LOS ANGELES - The aunts of the 13 children who were found starved and held captive at home in California said the children's parents had always preferred to keep to themselves and had cut themselves off from the rest of the family.
One of the aunts also said her brother-in-law often made her feel uncomfortable and would sometimes watch her in the shower as "a joke".
The revelations came on Wednesday (Jan 17) as investigators combed through Louise and David Turpin's foul-smelling, filthy tract home east of Los Angeles.
Elizabeth Flores, one of Louise's sisters, said that for decades, she had begged to see her nieces and nephews even through videocalls, CNN reported.

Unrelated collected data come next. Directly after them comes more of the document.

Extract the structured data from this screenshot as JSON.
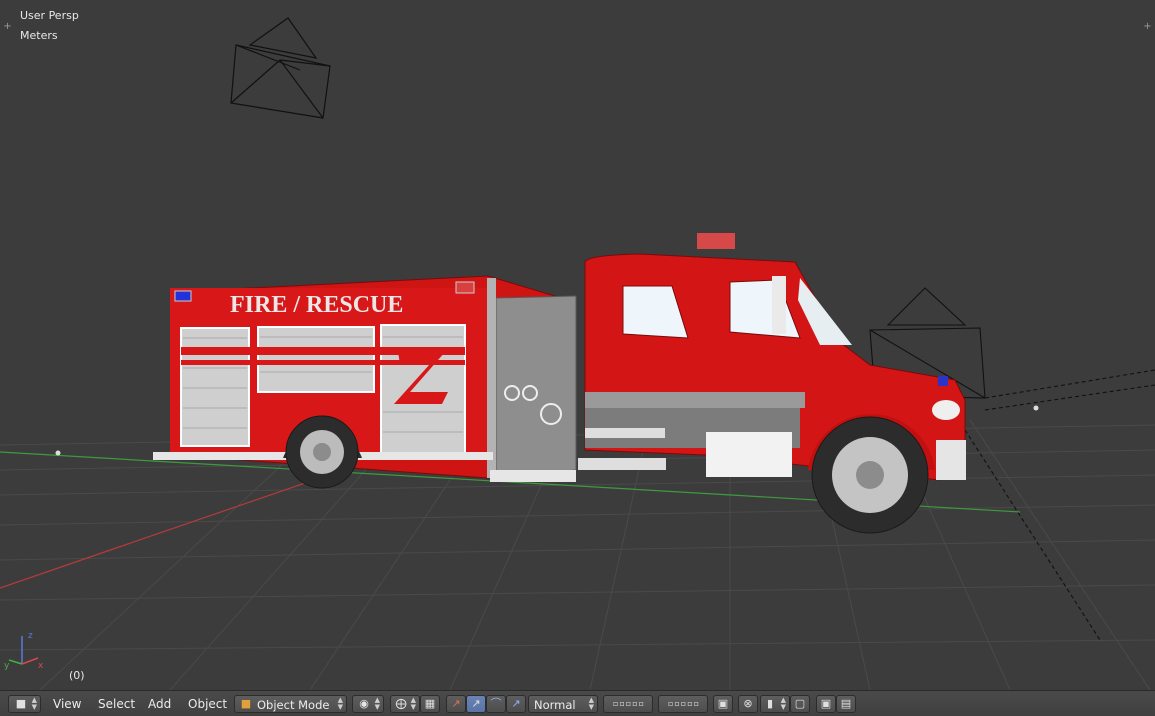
{
  "viewport": {
    "view_name": "User Persp",
    "units": "Meters",
    "frame": "(0)",
    "axis_labels": {
      "x": "x",
      "y": "y",
      "z": "z"
    },
    "truck_text": "FIRE / RESCUE",
    "colors": {
      "background": "#3c3c3c",
      "grid": "#4b4b4b",
      "x_axis": "#b53b3b",
      "y_axis": "#3f9a3f",
      "truck_red": "#d11414",
      "truck_grey": "#8d8d8d"
    }
  },
  "header": {
    "menus": {
      "view": "View",
      "select": "Select",
      "add": "Add",
      "object": "Object"
    },
    "mode_label": "Object Mode",
    "orientation_label": "Normal"
  }
}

But her sister and brother-in-law kept such a secret life that they wouldn't let her.
"When that happens for 20 years, and it was before the kids even were there, you don't think it's abnormal," Flores told ABC's Good Morning America.
"If it had been like two years ago that she cut us off, then we might think, wow, something's not right. But this has been going on before they even had children ... they were real private, and they didn't come around much."
Officers raided the family home in the small city of Perris, about 113km east of Los Angeles, on Sunday after one of the children escaped and alerted police.
Police said they found several of the couple's children, ranging in age from 2 to 29, "shackled to their beds with chains and padlocks in dark and foul-smelling surroundings."
On Wednesday, Louise and David Turpin were each charged with nine counts of torture and 10 counts of child endangerment. They were being held on US$9 million (S$11.9 million) bail, with an initial court hearing scheduled for Thursday.
Flores recalled how she once lived with the Turpins for two months when she was in college. The couple, who had a few children then, were strict but she said she "didn't see any abuse."
She said her brother-in-law made her feel uncomfortable - and he even used to watch her shower.
"If I went to get in the shower, he would come in while I was in there and watch me. It was like a joke," Flores said. "He never touched me or anything."
She said she never told anyone about it until now. "I was young. I was scared. I was in Texas, where I knew nobody," Flores said. "Now that I'm an adult, and I look back, I see things that I didn't see then."
Flores said her sister refused to let their father visit the family in 2012, even though he had already booked a flight.
"He got the ticket, he was going to surprise her, and he called her to tell him he was coming. And she told him not to come," reported CNN.
Flores said she was devastated to learn about the children's condition. Despite all this, she said she still loves her sister. "I want her to know that she's still my blood, and I love her," she said.
She also said she wants her nieces and nephews to "know they do have family... whether they know us or not."
Teresa Robinette, another sister of Louise, told NBC News that she was not aware of the conditions at the family's California home.
"We always thought she was living the perfect life," Robinette said of her sister. "She would tell us they went to Disneyland all the time. They would go to Vegas."
But she said she had expressed concerns about the children before. "I always made comments to Louise when I did talk to her, about, 'Gosh, they're so skinny.' And she would laugh it off: 'Well David's so tall and lanky. They're going to be like him.'"
Robinette broke down in tears when she heard about the children's alleged torture at home. "We are as hurt and shocked and angry and disappointed as everybody else," she said.
Family members and neighbours of Louise and David Turpin have offered little insight into the couple's possible motivations. Experts have said it may have been easier for the parents to shield their children from scrutiny because they were home-schooled.
"We have investigators on scene, combing through everything they can find for additional evidence," Riverside Sheriff's Deputy Mike Vasquez said on Wednesday. "They're trying to gather more information that may assist them in providing a full description of what was going on there.
"The whole house is a crime scene," he added, reported Reuters.
David Turpin's mother, Betty Turpin, said on Wednesday she was busy preparing paperwork and entering information into a computer to help her son. She said the family had engaged an attorney, who advised them not to speak about the case.